2. Add shallots and garlic to drippings, cook over medium heat 2 minutes, or until fragrant. Add greens, cover pan and cook 7 to 9 minutes, stirring twice, until greens are tender. Cool completely. Stir in cheddar, cornbread, Parmesan, and bacon.
3. Place pork chops on a flat surface; with a sharp paring knife, make a 1″ incision on meaty side of each chop. Swipe the blade back and forth inside the chop to make a pocket all the way back to the fat side of the chop, without cutting through the chop. Stuff each chop with a heaping 1/4 c. stuffing. Wrap each chop tightly in plastic wrap and pack in a freezer container; freeze up to 1 month.

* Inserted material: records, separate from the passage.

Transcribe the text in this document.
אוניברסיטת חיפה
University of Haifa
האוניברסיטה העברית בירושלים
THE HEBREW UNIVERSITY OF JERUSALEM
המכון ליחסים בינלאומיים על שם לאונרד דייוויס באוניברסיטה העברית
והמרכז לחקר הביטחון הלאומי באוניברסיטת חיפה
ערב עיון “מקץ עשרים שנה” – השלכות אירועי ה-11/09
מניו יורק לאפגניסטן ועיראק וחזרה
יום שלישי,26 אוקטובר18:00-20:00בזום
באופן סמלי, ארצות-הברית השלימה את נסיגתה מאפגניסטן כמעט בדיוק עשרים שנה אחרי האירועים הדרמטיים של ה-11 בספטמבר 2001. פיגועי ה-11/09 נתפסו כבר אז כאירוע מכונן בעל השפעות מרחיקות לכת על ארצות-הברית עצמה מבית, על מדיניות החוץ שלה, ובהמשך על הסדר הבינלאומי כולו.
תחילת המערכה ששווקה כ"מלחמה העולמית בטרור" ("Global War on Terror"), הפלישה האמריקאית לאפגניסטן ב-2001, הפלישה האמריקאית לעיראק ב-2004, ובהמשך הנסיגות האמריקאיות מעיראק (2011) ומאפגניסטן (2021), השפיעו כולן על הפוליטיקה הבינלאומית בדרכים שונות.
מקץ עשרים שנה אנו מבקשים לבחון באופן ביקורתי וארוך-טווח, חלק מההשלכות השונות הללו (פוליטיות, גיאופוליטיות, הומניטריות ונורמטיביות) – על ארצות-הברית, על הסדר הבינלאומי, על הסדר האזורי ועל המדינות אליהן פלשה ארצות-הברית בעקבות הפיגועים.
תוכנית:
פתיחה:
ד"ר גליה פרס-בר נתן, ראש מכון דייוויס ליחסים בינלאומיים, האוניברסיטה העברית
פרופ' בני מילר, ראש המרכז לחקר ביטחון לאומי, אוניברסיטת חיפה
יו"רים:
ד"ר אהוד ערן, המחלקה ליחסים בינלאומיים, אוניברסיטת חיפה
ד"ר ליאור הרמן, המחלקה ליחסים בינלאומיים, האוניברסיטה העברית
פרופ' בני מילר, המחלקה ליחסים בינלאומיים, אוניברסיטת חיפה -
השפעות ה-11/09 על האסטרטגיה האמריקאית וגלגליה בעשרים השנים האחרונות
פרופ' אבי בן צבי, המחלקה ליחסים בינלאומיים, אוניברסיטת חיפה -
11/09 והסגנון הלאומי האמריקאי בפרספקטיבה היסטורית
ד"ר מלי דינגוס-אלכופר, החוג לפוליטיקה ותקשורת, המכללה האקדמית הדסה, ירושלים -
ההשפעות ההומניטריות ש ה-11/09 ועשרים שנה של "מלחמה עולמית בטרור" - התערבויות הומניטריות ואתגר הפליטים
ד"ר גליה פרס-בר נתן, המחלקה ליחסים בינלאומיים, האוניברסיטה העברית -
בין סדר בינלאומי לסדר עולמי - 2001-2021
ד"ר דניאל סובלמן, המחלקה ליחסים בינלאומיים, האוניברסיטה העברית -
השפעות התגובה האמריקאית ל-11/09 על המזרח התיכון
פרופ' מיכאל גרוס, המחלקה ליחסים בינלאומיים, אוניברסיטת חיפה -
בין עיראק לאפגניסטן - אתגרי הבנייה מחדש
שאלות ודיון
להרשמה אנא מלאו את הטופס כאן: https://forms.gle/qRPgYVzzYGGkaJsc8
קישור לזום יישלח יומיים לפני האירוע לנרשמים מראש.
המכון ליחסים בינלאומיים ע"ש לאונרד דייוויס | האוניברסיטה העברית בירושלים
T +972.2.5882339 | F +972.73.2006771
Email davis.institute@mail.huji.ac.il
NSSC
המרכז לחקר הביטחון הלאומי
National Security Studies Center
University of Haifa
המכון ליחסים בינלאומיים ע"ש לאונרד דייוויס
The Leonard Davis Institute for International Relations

4. Thaw chops in refrigerator overnight.
5. Heat oven to 375 F. Season chops with salt and pepper; secure openings with toothpicks when thawed. Heat olive oil in a large ovenproof skillet; add chops and cook 2 minutes per side, until browned. Cover skillet and transfer to oven; bake 15 minutes, or until internal temperature registers 155 F on an instant-read thermometer. Remove chops to a platter; cover with foil and let stand 5 minutes. Remove toothpicks before serving.
Makes 8 servings.


I made the cornbread myself (from a Jiffy cornbread mix)-ended up only using 1/4 of the pan, so I had leftovers-yay!(I like cornbread). I accidentally didn’t get thick enough pork chops, so it was slightly more difficult to create and fill the pockets. They also didn’t take quite as much stuffing. I didn’t do the make-ahead-and-freeze method as suggested by the recipe-just prepared and cooked them all in one night. I really liked the way this dish turned out, aside from my screwups.